Ezio n’est encore qu’un gamin de douze ans, c’est un brillant élève, le meilleur du canton, il décide qu’il ne sera pas instituteur comme le sien le voudrait, ni patron de l’entreprise conservée par la mère et un contremaître, il sera médecin pour comprendre comment son père a pu décéder si brutalement. Il entreprend et réussit les études nécessaires puis installe son cabinet où il s’investit auprès de plus pauvres, il sait d’où ils viennent. Mais Ezio n’en n’a pas fini avec l’Histoire. Lors d’un séjour dans sa famille italienne, il doit fuir précipitamment, en empruntant un itinéraire périlleux, pour échapper aux Chemises noires mussoliniennes qui voudraient l’enrôler prestement et l’envoyer tout aussi vite sur le front en Abyssinie. Il réussit son expédition et demande rapidement la nationalité française qui n’est pas la meilleure façon d’assurer sa sécurité. En 1943, ses collègues de l’Ordre des médecins, le désigne comme « volontaire » pour le funeste STO, il avait sans doute le tort d’être étranger. Malgré toutes ses démarches et rebuffades, il doit rejoindre Ratisbonne (Regensburg en allemand), au confluent du Danube et de la Regen, où il est affecté dans les usines Messerschmitt chargées de la fabrication du premier avion militaire à réaction. Un site ultra secret !

Ses malheurs ne font alors que commencer, il subit un traitement extrêmement sévère, il est même condamné à mort, sauvé in extrémiste par le vieux médecin allemand qu’il assite pour maintenir un minimum de vie chez les prisonniers travaillant dans cette immense usine souterraine. Là, il va connaître un événement terrible dont la description m’a beaucoup émue : le gigantesque bombardement des usines Messerschmitt par les Alliés. Son biographe raconte comment il l’a vécu, j’ai lu, il y a très longtemps, Un livre, Chasseurs dans le soleil, de John E Johnson, un ancien pilote de chasse britannique qui évoque ce bombardement lors duquel il a couvert les bombardiers qui déversaient leur mortelle cargaison sur sa tête et celle de mon père qui était lui aussi prisonnier de guerre dans cette même ville mais dans une autre entreprise. Il m’a souvent raconté la violence de ce bombardement et l’angoisse qu’ils éprouvaient, lui et ses camarades, chaque fois que les sirènes signalaient l’approche de nouvelles vagues de largueurs de mort. La guerre est souvent aveugle et frappe souvent au hasard, ce n’était l’heure ni pour Ezio ni pour mon père.
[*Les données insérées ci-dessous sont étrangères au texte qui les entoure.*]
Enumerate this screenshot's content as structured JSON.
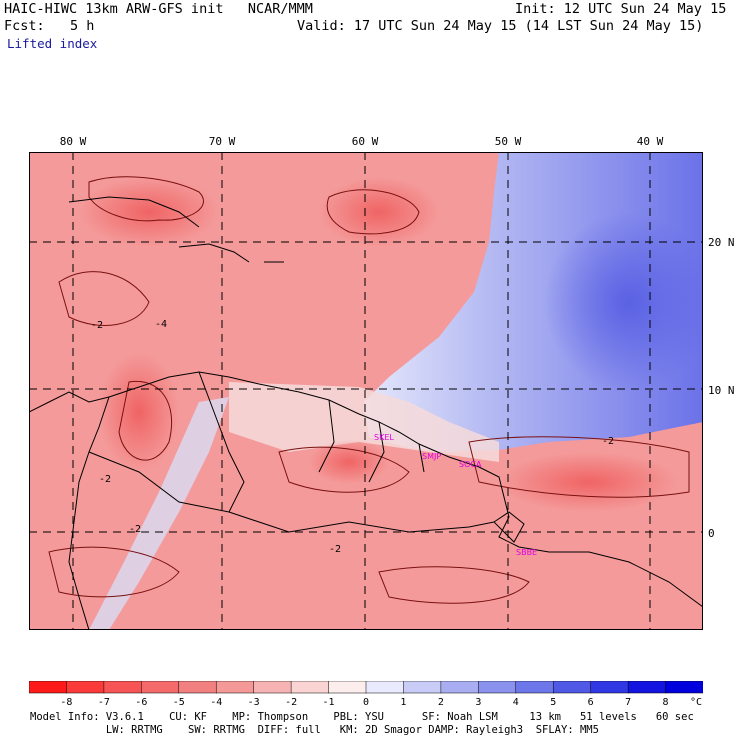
{
  "header": {
    "model_title": "HAIC-HIWC 13km ARW-GFS init   NCAR/MMM",
    "init": "Init: 12 UTC Sun 24 May 15",
    "fcst_label": "Fcst:",
    "fcst_value": "5 h",
    "valid": "Valid: 17 UTC Sun 24 May 15 (14 LST Sun 24 May 15)",
    "field": "Lifted index"
  },
  "map": {
    "longitude_labels": [
      "80 W",
      "70 W",
      "60 W",
      "50 W",
      "40 W"
    ],
    "latitude_labels": [
      "20 N",
      "10 N",
      "0"
    ],
    "contour_labels": [
      "-2",
      "-4",
      "-2",
      "-2",
      "-2",
      "-2"
    ],
    "stations": [
      "SKEL",
      "SMJP",
      "SOCA",
      "SBBE"
    ],
    "colors": {
      "station_marker": "#e000e0",
      "coastline": "#000000",
      "contour": "#7a1010",
      "grid": "#000000"
    }
  },
  "colorbar": {
    "tick_labels": [
      "-8",
      "-7",
      "-6",
      "-5",
      "-4",
      "-3",
      "-2",
      "-1",
      "0",
      "1",
      "2",
      "3",
      "4",
      "5",
      "6",
      "7",
      "8"
    ],
    "unit": "°C",
    "colors": [
      "#ff1a1a",
      "#fb3a3a",
      "#f75555",
      "#f46a6a",
      "#f28080",
      "#f49898",
      "#f7b3b3",
      "#fad3d3",
      "#fdeeee",
      "#eaeaff",
      "#c8ccf7",
      "#a9aef2",
      "#8b92ee",
      "#6d77ea",
      "#5058e6",
      "#3038e3",
      "#1414e0",
      "#0000dd"
    ]
  },
  "footer": {
    "line1": "Model Info: V3.6.1    CU: KF    MP: Thompson    PBL: YSU      SF: Noah LSM     13 km   51 levels   60 sec",
    "line2": "            LW: RRTMG    SW: RRTMG  DIFF: full   KM: 2D Smagor DAMP: Rayleigh3  SFLAY: MM5"
  }
}
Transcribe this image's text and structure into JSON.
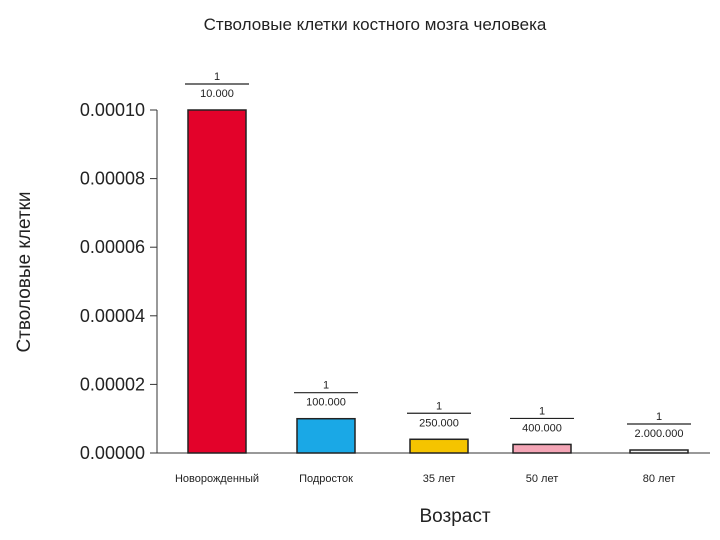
{
  "chart_data": {
    "type": "bar",
    "title": "Стволовые клетки костного мозга человека",
    "xlabel": "Возраст",
    "ylabel": "Стволовые клетки",
    "categories": [
      "Новорожденный",
      "Подросток",
      "35 лет",
      "50 лет",
      "80 лет"
    ],
    "values": [
      0.0001,
      1e-05,
      4e-06,
      2.5e-06,
      5e-07
    ],
    "annotations": [
      {
        "numerator": "1",
        "denominator": "10.000"
      },
      {
        "numerator": "1",
        "denominator": "100.000"
      },
      {
        "numerator": "1",
        "denominator": "250.000"
      },
      {
        "numerator": "1",
        "denominator": "400.000"
      },
      {
        "numerator": "1",
        "denominator": "2.000.000"
      }
    ],
    "colors": [
      "#e3022a",
      "#1aa8e6",
      "#f5c400",
      "#f4a5b6",
      "#f2f2f2"
    ],
    "ylim": [
      0,
      0.0001
    ],
    "yticks": [
      "0.00000",
      "0.00002",
      "0.00004",
      "0.00006",
      "0.00008",
      "0.00010"
    ],
    "grid": false,
    "legend": "none"
  }
}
Lire c’est aussi faire des rencontres avec des auteurs, des éditeurs, des distributeurs et parfois se faire rencontrer dans un même texte des gens qui ne se sont jamais rencontrés et qui ignorent même l’existence de ceux avec qui on les met en scène. Vous comprendrez que, pour moi, ce livre véhicule une émotion particulière.